Air pollution in Delhi has risen once again after Diwali. Though the damage to Delhi air quality in 2017 is lower than it was last year, it was still rated as ‘Very Poor’. According to the Central Pollution Control Board’s (CPCB) Air Quality Index (AQI), the air quality was between 342 and 355 on Friday morning; last year, the morning after Diwali the index had touched 999. Whether you live in Delhi or any other metro, you would want to check the air pollution level before stepping outside. We take a look at some of the apps and websites, as well as gadgets, you can use to check air pollution level in areas around you conveniently.
Apps to check air pollution levels
Plume Air Report
The focus for Plume is on giving you a quick description of the pollution level in your city – with terms ranging from “moderate”, and “extreme” to – we’re not making this up – “airpocalypse”. You can swipe to see the highest score for PM2.5 (particulate matter of 2.5 microns or less), PM10, Ozone (O3), and Nitrogen Dioxide (NO2). You can get real-time figures on the app – free on both Android or iOS – and its website. Apart from the figures, it also provides suggestions on the feasibility a variety of outdoor activities – be it sports, cycling, going out with your baby, or eating outside.

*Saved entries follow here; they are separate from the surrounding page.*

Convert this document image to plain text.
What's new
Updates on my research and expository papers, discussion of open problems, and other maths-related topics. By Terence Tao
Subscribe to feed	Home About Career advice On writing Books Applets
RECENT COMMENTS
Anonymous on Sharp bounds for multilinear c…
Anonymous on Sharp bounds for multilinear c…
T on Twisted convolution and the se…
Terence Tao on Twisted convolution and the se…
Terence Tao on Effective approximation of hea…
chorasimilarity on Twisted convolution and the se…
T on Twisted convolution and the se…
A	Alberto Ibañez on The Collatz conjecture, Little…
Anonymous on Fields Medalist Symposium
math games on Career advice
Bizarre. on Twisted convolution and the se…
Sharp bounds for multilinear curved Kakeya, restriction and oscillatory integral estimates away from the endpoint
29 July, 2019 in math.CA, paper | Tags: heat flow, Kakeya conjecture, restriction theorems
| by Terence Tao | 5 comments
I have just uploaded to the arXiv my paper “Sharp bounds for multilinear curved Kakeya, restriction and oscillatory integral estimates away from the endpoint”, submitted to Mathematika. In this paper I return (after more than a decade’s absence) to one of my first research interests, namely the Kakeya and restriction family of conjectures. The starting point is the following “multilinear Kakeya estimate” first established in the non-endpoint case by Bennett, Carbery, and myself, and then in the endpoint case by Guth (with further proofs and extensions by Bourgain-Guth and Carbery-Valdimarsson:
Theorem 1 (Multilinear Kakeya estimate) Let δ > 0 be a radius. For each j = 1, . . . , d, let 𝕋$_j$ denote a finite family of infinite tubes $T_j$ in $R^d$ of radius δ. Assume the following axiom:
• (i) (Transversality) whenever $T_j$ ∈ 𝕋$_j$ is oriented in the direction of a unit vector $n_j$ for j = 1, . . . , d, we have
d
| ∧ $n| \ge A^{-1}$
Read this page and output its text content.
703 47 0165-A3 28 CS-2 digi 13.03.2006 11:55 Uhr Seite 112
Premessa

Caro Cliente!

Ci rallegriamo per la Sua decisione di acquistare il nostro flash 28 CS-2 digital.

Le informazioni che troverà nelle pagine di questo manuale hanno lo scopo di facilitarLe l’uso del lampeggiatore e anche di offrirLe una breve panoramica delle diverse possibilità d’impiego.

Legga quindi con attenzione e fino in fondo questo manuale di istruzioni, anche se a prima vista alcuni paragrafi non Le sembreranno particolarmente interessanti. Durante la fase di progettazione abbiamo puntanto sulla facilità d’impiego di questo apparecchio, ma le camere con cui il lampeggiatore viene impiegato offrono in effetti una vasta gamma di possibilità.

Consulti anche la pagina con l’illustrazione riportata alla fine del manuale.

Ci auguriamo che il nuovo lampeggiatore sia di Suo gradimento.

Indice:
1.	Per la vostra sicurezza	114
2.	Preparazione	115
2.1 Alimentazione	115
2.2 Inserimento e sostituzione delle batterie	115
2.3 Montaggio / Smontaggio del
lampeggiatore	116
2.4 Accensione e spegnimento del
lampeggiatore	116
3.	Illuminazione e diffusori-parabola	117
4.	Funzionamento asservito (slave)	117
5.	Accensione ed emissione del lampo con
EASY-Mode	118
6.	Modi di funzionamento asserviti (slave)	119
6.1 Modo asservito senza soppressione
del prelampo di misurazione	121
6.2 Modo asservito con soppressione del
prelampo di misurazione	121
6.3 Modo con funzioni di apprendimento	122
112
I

Air Quality: Real time AQI
Termed the Air Quality Index (AQI), this Android-only app updates its measurements for PM2.5 and PM10 each hour. Apart from a widget for your home screen, you can also see detailed monthly history, maps showing the places sensors are located, and a colour-wise description of the AQI value presented to you.
You can get all of the aforementioned information on its website as well, which may not look very nice, but does provide a bucketload of info – O3, NO2, Sulphur Dioxide (SO2), Carbon Monoxide (CO), Temperature, Dew, Pressure, Humidity, and Wind in addition to PM2.5 and PM10 – at one glance.
Websites to check air pollution levels
Apart from the aforementioned websites of the air quality tracking apps, here are some websites that provide useful data over and above the same information.
If you’re interested in learning more about the sources and causes of pollution, SatAQ’s website has a few helpful widgets and charts, powered by NASA’s Worldview platform and Earth.net’s wind patterns. In the case of New Delhi, you can tell at a glance where the problem is originating – a (deadly) combination of burning crop stubble in the state of Punjab, and a south-easterly airflow carrying the particulate matter right onto the capital.
An acronym for System of Air Quality and Weather Forecasting And Research, SAFAR is a collaboration between the Ministry of Earth Sciences and Indian Institute of Tropical Meteorology, Pune. The system works off monitoring stations installed in various “micro-environments”, such as residential, industrial, agricultural zone, traffic junctions, and so forth. It’s currently available only for three cities: New Delhi, Mumbai, and Pune. Use it via its website, which works quicker than the poorly designed app for Android and iOS.
Gadgets to check air pollution levels
Smart Air Filters is a clean-tech startup that promotes affordable air purifiers and DIY kits. The company also sells a reasonably priced air quality monitor on its website, the Laser Egg. It instantly measures the air quality in the immediate surroundings, and can show you the PM2.5 concentration, AQI (US EPA and Chinese standards), and particulate count. It has an eight hour battery life. You can buy the Laser Egg on the Smart Air website, for Rs. 9,995.
Unlike the Laser Egg, Wynd not only monitors the air around you but can also purify it, removing dust, allergens, smoke, and pollution in the process. And oh, did we mention it’s portable? It weighs less than a pound, can fit in standard cupholders, and the company claims it can deliver over 8 liters of clean air per second. You can check its data measurements on an app, or rely on the tracker light’s colour to tell air quality. It costs $199 ( roughly Rs. 13,000).